Loi de la fixation de la force. Ni cette loi, ni celle de la conservation de l’énergie ne sont en contradiction avec le libre arbitre.

Dans un travail antérieur[1], je me suis longuement occupé du principe de la conservation de la force, et j’ai fait voir qu’il était nécessaire d’y adjoindre un autre principe supérieur, celui de la fixation de la force.
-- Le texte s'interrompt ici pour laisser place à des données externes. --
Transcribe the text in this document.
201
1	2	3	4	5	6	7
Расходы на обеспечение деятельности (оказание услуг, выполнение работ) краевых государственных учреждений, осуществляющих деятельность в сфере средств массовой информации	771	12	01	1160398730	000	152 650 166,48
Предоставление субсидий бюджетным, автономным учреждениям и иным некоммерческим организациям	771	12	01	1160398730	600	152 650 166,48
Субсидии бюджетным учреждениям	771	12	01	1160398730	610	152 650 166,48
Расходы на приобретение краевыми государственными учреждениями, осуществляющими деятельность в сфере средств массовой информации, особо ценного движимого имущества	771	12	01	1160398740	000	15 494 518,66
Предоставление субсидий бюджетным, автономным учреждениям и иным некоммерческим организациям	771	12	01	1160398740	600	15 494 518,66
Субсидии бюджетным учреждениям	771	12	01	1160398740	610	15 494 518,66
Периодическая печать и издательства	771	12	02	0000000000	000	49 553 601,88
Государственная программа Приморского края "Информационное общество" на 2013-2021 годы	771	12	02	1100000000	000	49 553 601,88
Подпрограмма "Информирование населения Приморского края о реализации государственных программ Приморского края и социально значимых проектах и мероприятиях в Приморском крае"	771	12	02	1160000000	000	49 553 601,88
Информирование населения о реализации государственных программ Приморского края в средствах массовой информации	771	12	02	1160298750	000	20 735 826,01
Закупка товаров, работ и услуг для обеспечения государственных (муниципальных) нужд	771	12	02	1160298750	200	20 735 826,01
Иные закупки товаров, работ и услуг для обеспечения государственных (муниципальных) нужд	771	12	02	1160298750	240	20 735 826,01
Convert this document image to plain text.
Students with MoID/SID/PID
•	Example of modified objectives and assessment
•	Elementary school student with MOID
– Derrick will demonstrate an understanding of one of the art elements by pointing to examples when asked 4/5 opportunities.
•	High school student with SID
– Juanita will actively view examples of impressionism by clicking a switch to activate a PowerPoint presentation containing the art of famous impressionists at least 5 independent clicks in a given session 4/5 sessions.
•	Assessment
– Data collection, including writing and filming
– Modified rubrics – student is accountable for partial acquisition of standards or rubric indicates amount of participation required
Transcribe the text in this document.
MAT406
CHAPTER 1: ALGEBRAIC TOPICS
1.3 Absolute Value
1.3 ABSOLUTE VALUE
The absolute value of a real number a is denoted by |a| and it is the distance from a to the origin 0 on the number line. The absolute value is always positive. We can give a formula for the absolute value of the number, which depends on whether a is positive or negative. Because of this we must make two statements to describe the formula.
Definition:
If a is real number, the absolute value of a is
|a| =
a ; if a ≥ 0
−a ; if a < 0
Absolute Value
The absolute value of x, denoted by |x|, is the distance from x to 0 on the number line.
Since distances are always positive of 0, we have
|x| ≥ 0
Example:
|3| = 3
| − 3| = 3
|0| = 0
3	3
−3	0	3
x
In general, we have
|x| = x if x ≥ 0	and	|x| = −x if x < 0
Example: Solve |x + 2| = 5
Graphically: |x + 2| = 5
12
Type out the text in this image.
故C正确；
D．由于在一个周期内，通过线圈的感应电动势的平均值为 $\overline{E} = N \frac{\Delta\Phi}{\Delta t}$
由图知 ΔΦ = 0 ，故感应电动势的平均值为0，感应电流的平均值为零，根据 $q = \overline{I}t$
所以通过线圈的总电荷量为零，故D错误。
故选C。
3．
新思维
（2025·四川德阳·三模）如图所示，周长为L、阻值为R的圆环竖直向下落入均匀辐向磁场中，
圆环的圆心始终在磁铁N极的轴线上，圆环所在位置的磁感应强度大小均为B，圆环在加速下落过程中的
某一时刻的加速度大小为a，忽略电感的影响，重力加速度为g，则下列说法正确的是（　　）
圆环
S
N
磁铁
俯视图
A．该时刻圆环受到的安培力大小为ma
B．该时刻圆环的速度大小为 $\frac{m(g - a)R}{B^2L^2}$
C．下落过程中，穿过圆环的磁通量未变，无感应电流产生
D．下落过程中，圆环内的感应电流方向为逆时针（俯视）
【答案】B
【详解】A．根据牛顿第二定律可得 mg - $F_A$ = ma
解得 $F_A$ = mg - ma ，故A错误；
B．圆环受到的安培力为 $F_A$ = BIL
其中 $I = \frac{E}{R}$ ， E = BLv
De cette critique ressortaient diverses conséquences, entre autres celle-ci que ce qu’on appelle force, à savoir la quantité de mouvement, n’est pas en soi une cause de transformation, et que cette cause, qui mériterait à plus juste titre le nom de force, réside dans la différence des mouvements ou, à parler d’une manière plus précise, dans un défaut d’équilibre. Je résume ici en partie, et je complète ce que j’ai dit alors, renvoyant pour certains détails le lecteur aux articles originaux.

C’est aujourd’hui presque une banalité de dire que rien ne se perd dans la nature, ni la matière ni la force. Et cependant, entendu comme tout le monde l’entend, cet axiome est faux et radicalement faux. On l’interprète d’habitude en ce sens que « tout changement engendre un changement capable de le reproduire sans gain ni perte[2] ».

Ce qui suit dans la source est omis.